There is also likely another element – the quirkiness of evolution. Not all species will find the same solution to the same problem. Many animals evolve innate calls that they use to communicate to their group – such as warnings that a predator is near, or a summons that they have found food. But very few have hit upon the strategy of adjusting those calls to represent specific individuals.

The researchers hope that this one puzzle piece will help them investigate the evolution of human language. I find this a fascinating topic, but it’s one that is difficult to research. We have information going back preserved in writings, which go back about 5,400 years. We have extant cultural knowledge as well – the languages that people around the world speak today. But that’s it, a window going back about 5 thousand years. We also have information from our closest relatives – the uses of language and the language potential is non-human primates.

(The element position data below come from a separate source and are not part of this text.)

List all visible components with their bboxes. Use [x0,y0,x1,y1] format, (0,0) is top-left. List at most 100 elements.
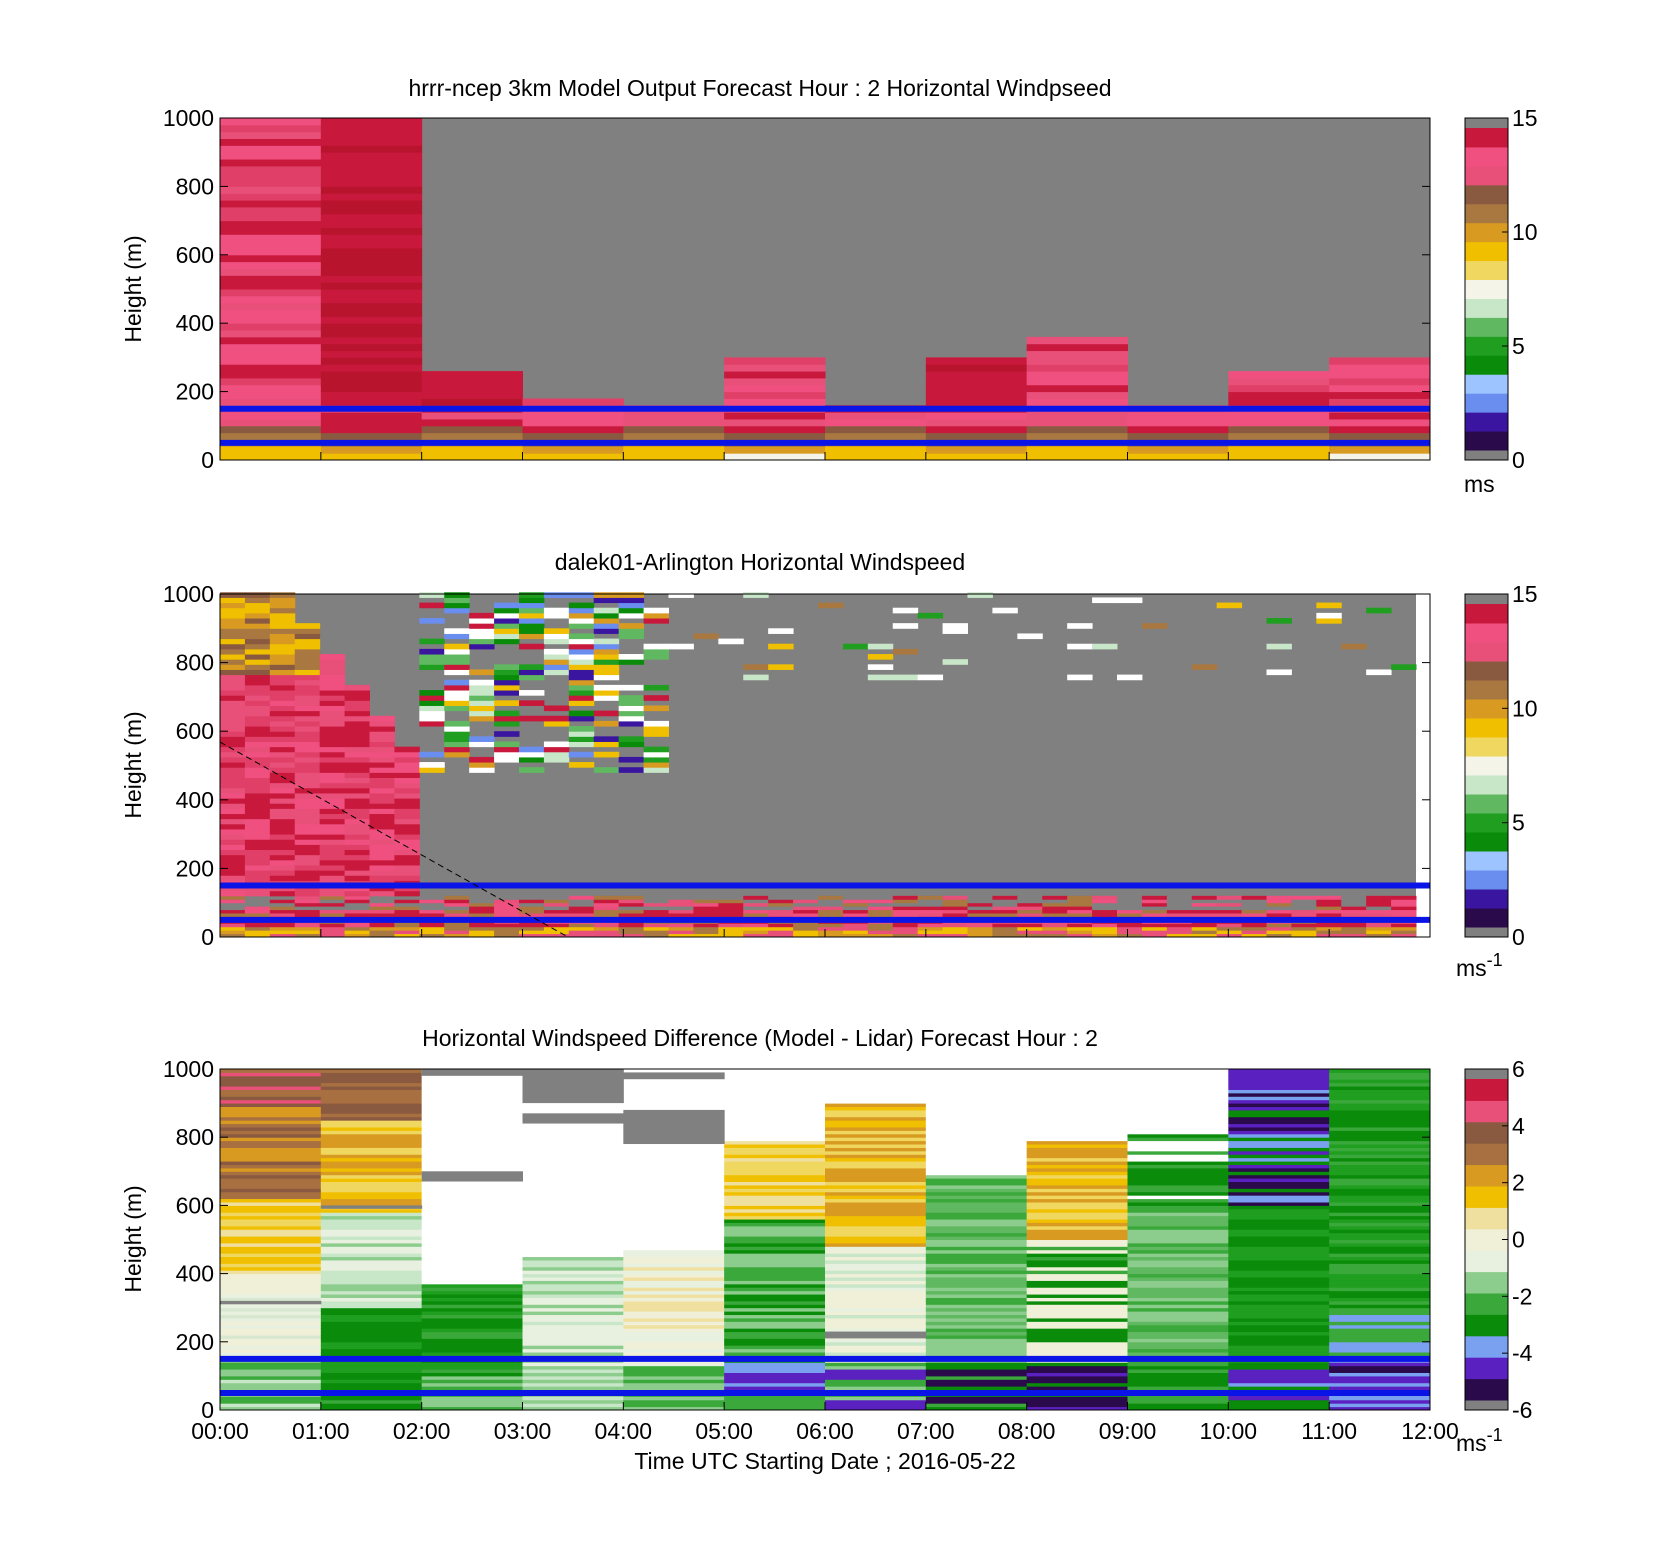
lidar-cell [394,909,420,914]
lidar-cell [1117,912,1143,917]
lidar-cell [618,741,645,748]
difference-cell [1228,1307,1330,1312]
difference-cell [220,1362,322,1367]
difference-cell [825,1294,927,1298]
difference-cell [925,1205,1028,1210]
lidar-cell [1017,633,1043,640]
lidar-cell [294,808,321,815]
difference-cell [1329,1270,1431,1275]
difference-cell [220,1277,322,1281]
lidar-cell [1166,895,1193,900]
difference-cell [522,1253,624,1258]
difference-cell [1329,1069,1431,1073]
lidar-cell [593,895,620,900]
difference-cell [825,1167,927,1172]
model-cell [220,261,322,269]
difference-cell [220,1290,322,1295]
lidar-cell [344,813,370,820]
difference-cell [522,1362,624,1367]
colorbar-segment [1465,184,1508,205]
difference-cell [623,1317,725,1322]
lidar-cell [444,597,470,604]
lidar-cell [643,684,669,691]
lidar-cell [1291,933,1317,938]
difference-cell [421,1181,523,1186]
difference-cell [320,1208,423,1213]
model-cell [1329,357,1431,365]
lidar-cell [269,700,296,706]
lidar-cell [1266,618,1292,624]
colorbar-segment [1465,1100,1508,1123]
lidar-cell [369,844,395,851]
lidar-cell [1391,926,1417,931]
lidar-cell [743,909,769,914]
difference-cell [623,1215,725,1220]
lidar-cell [244,746,271,753]
difference-cell [925,1399,1028,1404]
model-cell [1228,446,1330,454]
difference-cell [825,1157,927,1162]
difference-cell [1329,1167,1431,1172]
difference-cell [1127,1290,1229,1295]
difference-cell [1026,1331,1128,1336]
lidar-cell [494,669,520,676]
difference-cell [825,1161,927,1165]
difference-cell [1228,1075,1330,1080]
lidar-cell [743,923,769,928]
lidar-cell [718,912,744,917]
difference-cell [220,1069,322,1073]
difference-cell [421,1229,523,1234]
lidar-cell [319,751,346,758]
difference-cell [320,1382,423,1387]
difference-cell [522,1236,624,1240]
lidar-cell [743,933,769,938]
difference-cell [724,1222,826,1227]
lidar-cell [1067,643,1093,650]
difference-cell [724,1195,826,1200]
difference-cell [421,1399,523,1404]
lidar-cell [1241,930,1267,935]
difference-cell [925,1089,1028,1094]
difference-cell [724,1352,826,1356]
difference-cell [825,1300,927,1305]
lidar-cell [394,923,420,928]
model-cell [320,398,423,406]
difference-cell [320,1188,423,1193]
lidar-cell [444,633,470,640]
lidar-cell [394,859,420,866]
difference-cell [623,1372,725,1377]
difference-cell [825,1137,927,1142]
lidar-cell [220,690,246,696]
lidar-cell [643,933,669,938]
difference-cell [623,1300,725,1305]
lidar-cell [494,756,520,763]
lidar-cell [220,674,246,681]
lidar-cell [568,592,595,598]
lidar-cell [444,933,470,938]
difference-cell [220,1246,322,1251]
difference-cell [825,1096,927,1101]
lidar-cell [369,772,395,779]
lidar-cell [220,726,246,732]
lidar-cell [294,792,321,799]
difference-cell [220,1297,322,1302]
model-cell [1329,412,1431,420]
lidar-cell [1166,923,1193,928]
difference-cell [1026,1253,1128,1258]
lidar-cell [220,930,246,935]
difference-cell [925,1147,1028,1152]
difference-cell [1127,1229,1229,1234]
lidar-cell [768,906,794,911]
model-cell [320,343,423,352]
lidar-cell [494,674,520,681]
difference-cell [320,1126,423,1131]
lidar-cell [693,923,719,928]
lidar-cell [394,930,420,935]
difference-cell [1228,1249,1330,1254]
lidar-cell [668,909,694,914]
difference-cell [623,1396,725,1401]
difference-cell [1026,1283,1128,1288]
lidar-cell [244,664,271,670]
difference-cell [1026,1126,1128,1131]
lidar-cell [568,895,595,900]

This can give us a somewhat complicated window into the evolution of human language, but this picks up with our last common ancestor about 8 million years ago (with a wide range of uncertainty).

In between these two time periods, when all the interesting stuff was happening, we have almost no information. We have cave painting going back tens of thousands of years, and these give us some insight into the intellectual world of our ancestors, but not directly into their language. We can study hominid anatomy, to see if their larynxes were optimized for human speech. Only Homo sapiens have a “modern” vocal tract. Neanderthals were close but had some specific differences which likely meant their vocal range was lower than modern humans. But this does not mean that our older ancestors could not communicate vocally. Some researchers argue that primates have had sufficient vocal anatomy for some speech going back 27 million years.

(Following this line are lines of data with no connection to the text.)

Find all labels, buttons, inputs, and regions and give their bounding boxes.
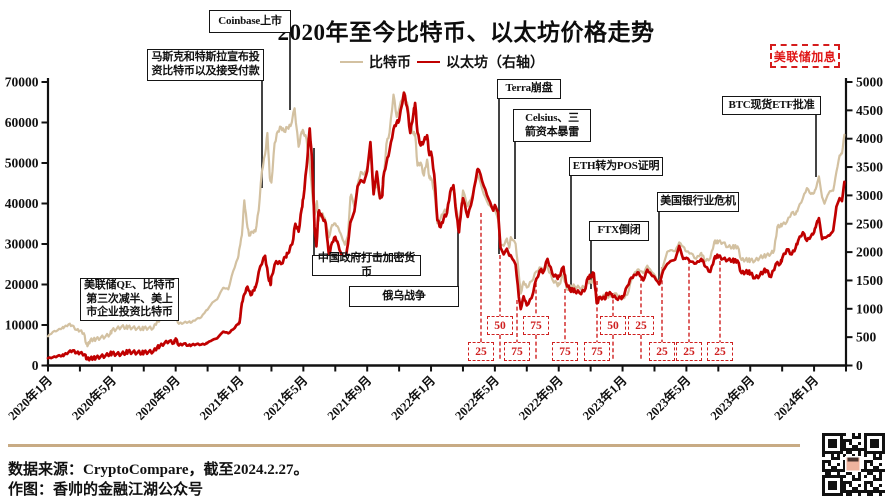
right-axis-label: 4000 <box>856 131 883 146</box>
right-axis-label: 500 <box>856 330 877 345</box>
x-axis-label: 2020年5月 <box>69 373 119 423</box>
right-axis-label: 5000 <box>856 75 883 90</box>
x-axis-label: 2021年9月 <box>324 373 374 423</box>
right-axis-label: 1500 <box>856 273 883 288</box>
fed-rate-hike-badge: 美联储加息 <box>770 44 840 68</box>
x-axis-label: 2022年9月 <box>515 373 565 423</box>
page-title: 2020年至今比特币、以太坊价格走势 <box>277 20 655 45</box>
data-source-text: 数据来源：CryptoCompare，截至2024.2.27。 <box>8 462 309 478</box>
right-axis-label: 4500 <box>856 103 883 118</box>
footer-divider <box>8 444 800 447</box>
left-axis-label: 30000 <box>5 237 39 252</box>
legend-eth-label: 以太坊（右轴） <box>446 56 544 71</box>
eth-line-swatch <box>417 61 440 63</box>
x-axis-label: 2024年1月 <box>771 373 821 423</box>
x-axis-label: 2023年1月 <box>579 373 629 423</box>
x-axis-label: 2021年5月 <box>260 373 310 423</box>
qrcode <box>821 432 885 496</box>
left-axis-label: 50000 <box>5 156 39 171</box>
x-axis-label: 2022年5月 <box>452 373 502 423</box>
right-axis-label: 3000 <box>856 188 883 203</box>
right-axis-label: 1000 <box>856 301 883 316</box>
left-axis-label: 40000 <box>5 196 39 211</box>
left-axis-label: 20000 <box>5 277 39 292</box>
left-axis-label: 0 <box>32 358 39 373</box>
right-axis-label: 2500 <box>856 216 883 231</box>
x-axis-label: 2020年1月 <box>5 373 55 423</box>
btc-line-swatch <box>340 61 363 63</box>
x-axis-label: 2020年9月 <box>132 373 182 423</box>
x-axis-label: 2021年1月 <box>196 373 246 423</box>
right-axis-label: 0 <box>856 358 863 373</box>
legend: 比特币 以太坊（右轴） <box>340 52 544 72</box>
left-axis-label: 70000 <box>5 75 39 90</box>
eth-price-line <box>46 91 846 362</box>
right-axis-label: 2000 <box>856 245 883 260</box>
left-axis-label: 10000 <box>5 318 39 333</box>
right-axis-label: 3500 <box>856 160 883 175</box>
x-axis-label: 2022年1月 <box>388 373 438 423</box>
credit-text: 作图：香帅的金融江湖公众号 <box>8 482 204 498</box>
x-axis-label: 2023年5月 <box>643 373 693 423</box>
x-axis-label: 2023年9月 <box>707 373 757 423</box>
btc-price-line <box>46 90 846 348</box>
legend-btc-label: 比特币 <box>369 56 411 71</box>
left-axis-label: 60000 <box>5 115 39 130</box>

But again, this gives us scant information about the evolution of language itself. Most of what we know comes from examining the direct evidence of actual language, from the last few thousand years. We can still learn a lot from this, from studying what different languages have in common, how they are structured, and their internal logic. We can also investigate the neurological correlates of language, and there are ways to disentangle which components of language are evolved (wired in the brain) and which are cultural and learned.

Once concept I find interesting is that of embodied cognition. We use a lot of words to represent abstract ideas that are metaphors for physical relationships. A boss is “above” their employee, but not literally physically above them. Ideas can be “deep”, and arguments can be “strong” or “weak”. This makes some evolutionary sense. Things evolve generally from simpler but fully functional forms. They do not evolve directly to their modern complexity. The eye evolved from simpler forms, but ones that were fully functional for what they did.

Similarly it is likely language evolved from simpler vocal communication, but ones that functioned. What is especially interesting about language is that language also relates to cognition. The two may have evolved hand-in-hand. First we developed sounds for the concrete things in our world, then for features of those concrete things. At some point there was a cognitive breakthrough – the metaphor. This stone is rough and it hurts to rub it. Your behavior is also “rough” and “hurts”. What’s interesting to think about is which came first, the idea or the word. Or did they crystalize together? Likely there was some back and forth, with ideas pushing language forward, which in turn pushed ideas forward. Language and ideas slowly expanded together. This resulted in a cognitive explosion that separates us from all other animals on Earth.

The elements that lead to this explosion can be found in our ancestors. But only in humans did they all come together.